Average and largest position?

Average position for a blue chip ranges between €20 – 35 million ($22 – 38 million). Biggest position is €110 million ($120 million).

What do you look for in a stock?

We look at the strength of a balance sheet, free cash flow generation and recurring revenues. We obviously also look at the valuation as a company can be a very good company, but how much do you pay? Today, the resilience of a business is important given what’s going on with Covid-19. We have a monthly “equity forum” where equity specialists within private banking (and external guests) discuss a sector/idea/etc. Then some of us meet to decide how and what to implement in the model portfolio.

Do you like to meet management before you buy a stock?

Absolutely! I like to meet management or at least have a call before I make a decision on a stock.
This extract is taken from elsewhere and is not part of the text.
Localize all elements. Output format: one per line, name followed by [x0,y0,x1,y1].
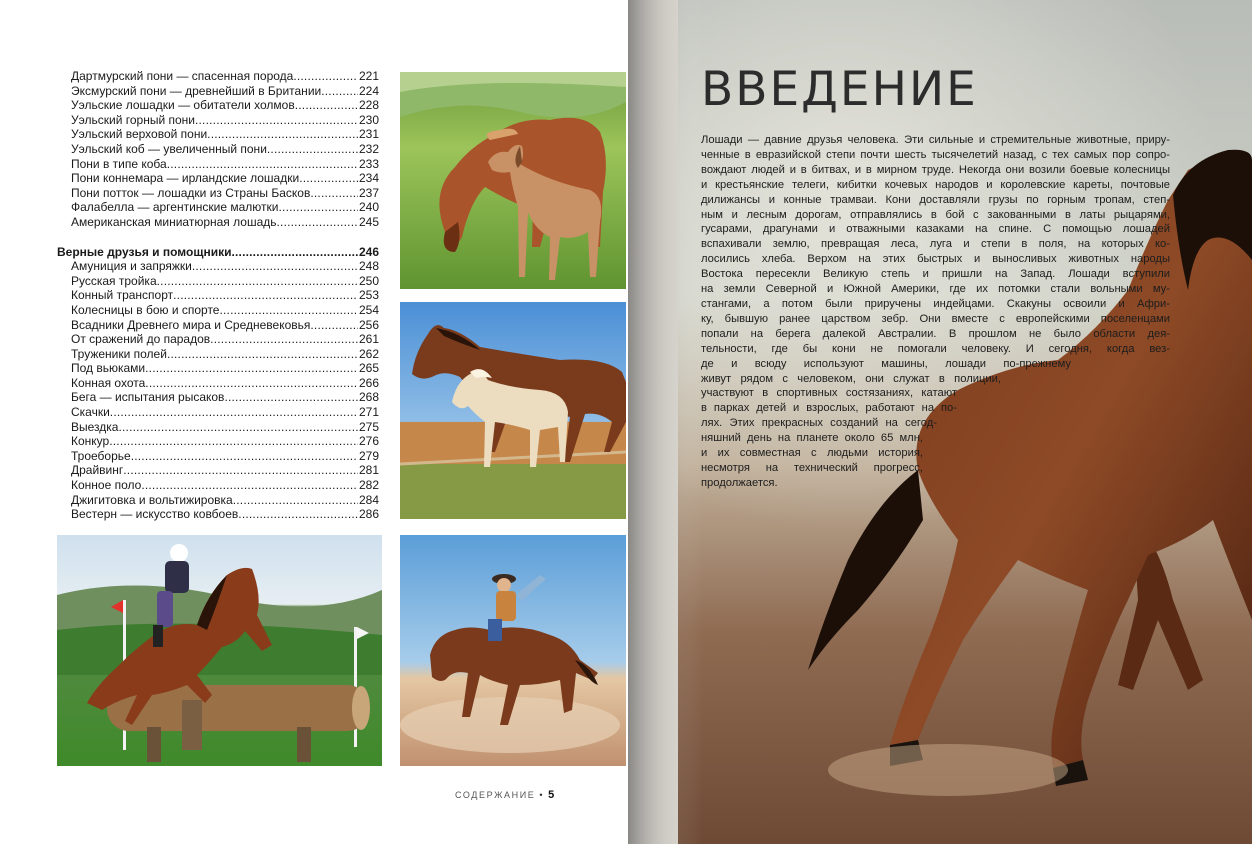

That can be for 15 – 20 minutes as I will have prepared the questions I want answered. For example, take a company with marginally positive free cash flow, paying a big dividend, doing buy-backs and with newly announced big capex plans – soon you will have negative cash flow – something has to give. So that’s something I’d ask about. My goal is to understand what levers they have in order to maintain free cash flow, dividends etc. These are the sort of questions I like to focus on, not necessarily listen to the pitch!

IR tips?

Consistency rather than a one shot visit!

It builds trust and you get to know a company really well. That’s where IR can add value. I’d like to get 45 minutes (in person or via video conference call) with a company at least once a year. I don’t want to meet management once and know I’m never going to meet them again or not for five years.

Any tips for companies visiting Brussels?

You don’t necessarily have to meet face-to-face but you can allocate time via conference/video calls. This crisis has shown that we can all work remotely and efficiently.

Brussels is not London or Edinburgh, still, there is big money beneath the surface, especially in private banking.

Why should corporates target ING PB in Brussels?

We are a stable, sizeable, long-term holder. Brussels is easily accessible from Paris (one hour and ten minutes) and London by train. It is less than an hour’s flight from Frankfurt. Great mussels, beer and chocolates too!

How will Covid-19 affect the investment industry long-term?

When will it end and how long will it take for things to get back to normal and at what “price”? It is still too early to say.

In 2008, the banks and the financial industry were the bad guys but now we could be the good guys as we will need to help companies and governments with loans to get the economy back on track. We are a facilitator and this crisis might give the financial community the opportunity to repair its bad reputation. So that might be a positive. In terms of AUM, we need to limit the damage to clients’ portfolios, and we are managing that carefully.